Financial Actors Seek Edge by Withholding Information

Quantitative Economics Assistant Professor Tadashi Hashimoto
Providers of financial information have an economic incentive to delay its disclosure for strategic business reasons, according to a Yeshiva University analysis published in the Journal of Financial Economics.
The paper, “Information Arrival, Delay, and Clustering in Financial Markets with Dynamic Freeriding,” co-authored by Dr. Tadashi Hashimoto, an assistant professor in the Quantitative Economics program, asserts that by delaying the disclosure of information, economic agents can collect additional information and obtain insights from the actions of other industry players to enhance their competitive advantage.
“We have developed a mathematical model of information delay and undersupply,” said Dr. Hashimoto, “and applied this abstract framework to the analysis of a wide range of economic and financial applications.”
These economic agents are private firms in new industries that can delay an initial public offering (IPO) and devote less resources to assessing their valuation in order to benefit from the evaluative research of firms that have recently gone public. Securities analysts and macroeconomic forecasters can improve their accuracy by delaying the timing of their forecasts and observing the reports of other analysts.
Hedge funds and mutual funds can learn the industry research of other institutional investors through their mandatory portfolio disclosures. Companies can observe the implementation and performance of new technology by their peers before adopting it themselves. For example, American steelmakers needed two decades to adopt the basic oxygen furnace after its introduction to the United States in 1954.
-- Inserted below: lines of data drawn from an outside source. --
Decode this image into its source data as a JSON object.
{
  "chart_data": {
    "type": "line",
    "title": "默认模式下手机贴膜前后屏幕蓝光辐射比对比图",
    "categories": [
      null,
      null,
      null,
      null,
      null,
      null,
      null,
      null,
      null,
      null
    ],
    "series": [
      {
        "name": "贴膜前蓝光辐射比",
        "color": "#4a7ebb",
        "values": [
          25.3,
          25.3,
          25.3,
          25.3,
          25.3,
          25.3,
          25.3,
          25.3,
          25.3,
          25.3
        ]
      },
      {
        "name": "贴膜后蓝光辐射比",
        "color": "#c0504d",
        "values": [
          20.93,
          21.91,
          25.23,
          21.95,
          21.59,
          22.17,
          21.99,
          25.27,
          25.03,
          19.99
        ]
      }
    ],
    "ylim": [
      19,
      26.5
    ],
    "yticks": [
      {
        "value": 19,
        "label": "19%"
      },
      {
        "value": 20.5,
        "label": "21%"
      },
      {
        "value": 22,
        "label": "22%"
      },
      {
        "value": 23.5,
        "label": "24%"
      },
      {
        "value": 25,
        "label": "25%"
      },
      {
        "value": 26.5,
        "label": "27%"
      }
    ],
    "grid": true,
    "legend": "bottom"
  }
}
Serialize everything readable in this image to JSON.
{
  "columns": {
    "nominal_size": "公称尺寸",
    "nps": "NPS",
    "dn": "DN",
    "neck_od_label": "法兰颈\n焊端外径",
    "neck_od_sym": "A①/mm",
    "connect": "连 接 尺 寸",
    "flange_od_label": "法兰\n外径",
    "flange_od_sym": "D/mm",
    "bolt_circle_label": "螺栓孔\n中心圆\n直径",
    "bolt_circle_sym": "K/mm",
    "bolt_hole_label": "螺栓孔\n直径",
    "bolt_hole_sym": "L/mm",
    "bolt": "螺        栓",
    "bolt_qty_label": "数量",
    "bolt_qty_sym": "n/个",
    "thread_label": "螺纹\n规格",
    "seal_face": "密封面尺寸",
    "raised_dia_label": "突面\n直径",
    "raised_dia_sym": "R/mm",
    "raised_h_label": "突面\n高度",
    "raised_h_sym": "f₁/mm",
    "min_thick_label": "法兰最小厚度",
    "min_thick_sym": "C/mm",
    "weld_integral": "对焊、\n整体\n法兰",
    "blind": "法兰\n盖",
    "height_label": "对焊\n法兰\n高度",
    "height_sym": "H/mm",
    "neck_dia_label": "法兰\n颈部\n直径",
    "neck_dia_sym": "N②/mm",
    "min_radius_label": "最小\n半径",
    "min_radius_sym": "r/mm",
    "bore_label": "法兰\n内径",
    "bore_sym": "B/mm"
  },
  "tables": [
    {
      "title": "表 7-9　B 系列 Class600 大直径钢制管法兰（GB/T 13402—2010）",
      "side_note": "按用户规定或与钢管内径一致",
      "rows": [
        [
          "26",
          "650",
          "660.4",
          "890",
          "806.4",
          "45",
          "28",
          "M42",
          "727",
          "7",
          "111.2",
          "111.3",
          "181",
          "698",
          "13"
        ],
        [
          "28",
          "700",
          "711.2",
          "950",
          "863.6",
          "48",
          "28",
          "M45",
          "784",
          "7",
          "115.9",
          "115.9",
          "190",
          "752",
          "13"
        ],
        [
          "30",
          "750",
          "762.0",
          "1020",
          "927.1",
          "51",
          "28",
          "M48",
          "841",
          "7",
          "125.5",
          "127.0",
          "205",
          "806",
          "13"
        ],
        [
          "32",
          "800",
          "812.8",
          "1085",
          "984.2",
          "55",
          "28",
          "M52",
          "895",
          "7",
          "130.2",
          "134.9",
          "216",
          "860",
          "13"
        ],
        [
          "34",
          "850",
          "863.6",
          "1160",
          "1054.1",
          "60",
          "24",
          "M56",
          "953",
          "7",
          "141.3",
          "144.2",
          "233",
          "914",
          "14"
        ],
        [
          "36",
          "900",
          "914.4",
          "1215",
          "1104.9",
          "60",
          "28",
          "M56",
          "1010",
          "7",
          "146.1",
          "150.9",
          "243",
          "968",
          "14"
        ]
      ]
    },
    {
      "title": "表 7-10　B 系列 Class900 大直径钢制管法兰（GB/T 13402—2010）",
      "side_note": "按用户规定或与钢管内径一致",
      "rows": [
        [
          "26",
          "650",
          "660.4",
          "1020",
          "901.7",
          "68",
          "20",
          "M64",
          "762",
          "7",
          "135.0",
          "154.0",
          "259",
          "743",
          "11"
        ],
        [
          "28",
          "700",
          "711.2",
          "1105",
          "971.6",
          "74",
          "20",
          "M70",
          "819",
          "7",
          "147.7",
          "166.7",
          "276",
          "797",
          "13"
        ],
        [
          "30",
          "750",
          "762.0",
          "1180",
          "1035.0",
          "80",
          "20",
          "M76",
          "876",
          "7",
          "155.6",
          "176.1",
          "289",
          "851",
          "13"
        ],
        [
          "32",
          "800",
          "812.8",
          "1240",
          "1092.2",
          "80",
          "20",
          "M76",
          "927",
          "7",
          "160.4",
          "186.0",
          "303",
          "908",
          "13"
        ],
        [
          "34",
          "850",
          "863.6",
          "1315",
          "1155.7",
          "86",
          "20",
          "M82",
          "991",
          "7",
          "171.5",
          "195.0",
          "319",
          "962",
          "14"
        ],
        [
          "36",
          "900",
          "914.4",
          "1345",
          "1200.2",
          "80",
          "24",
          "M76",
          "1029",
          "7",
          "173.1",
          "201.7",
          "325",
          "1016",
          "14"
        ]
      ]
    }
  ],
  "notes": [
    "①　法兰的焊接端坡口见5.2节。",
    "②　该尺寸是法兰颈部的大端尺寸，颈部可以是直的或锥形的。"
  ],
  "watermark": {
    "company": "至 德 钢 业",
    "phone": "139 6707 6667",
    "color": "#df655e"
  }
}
“In all of these examples economic agents have an incentive to expend less effort in voluntarily collecting information and to delay their actions,” said Dr. Hashimoto, “but there is no guarantee that their strategic decisions on information acquisition or the timing of information release are close enough to being socially optimal. Decision-makers in financial or other markets could be totally misled when they’re not informed in a timely manner.”
The study’s main results show that in large populations, few economic agents provide significant information while the vast majority of agents, most of them in capital markets, engage in free-riding, which is a benefit obtained at another’s expense or without the usual cost or effort.
“This research is, simply put, about the natural tendency to hesitate in starting something new,” he said. “Many people naturally want to avoid becoming the first mover. After seeing other people’s reactions, you can do more sophisticated things.”
Dr. Hashimoto’s model, developed in collaboration with the study’s other co-author Dr. Cyrus Aghamolla, an assistant professor in the Carlson School of Management at the University of Minnesota, demonstrates how economic agents—information suppliers—acquire and, perhaps unwillingly, provide information to peers, competitors and the public in light of free-riding incentives.
“Our setting is one where agents first simultaneously engage in costly information acquisition,” said Dr. Hashimoto. “Agents then choose the timing of their action while potentially learning from the actions of earlier agents. We allow for more than two agents so that we can analyze how early moves affect subsequent decisions.”
These results, he said, highlight the significant role of opinion leaders in the formation of public opinion. The study suggests that only a fraction of opinion leaders determine the bulk of public information. The others tend to have a very limited impact on the development of public opinion already well-established by vocal opinion leaders.
“This study provides a theory that captures both the sources of information provision and the dynamics of its arrival,” said Dr. Hashimoto, “which contributes to our understanding of the process of opinion formation and asset pricing in financial and other markets.”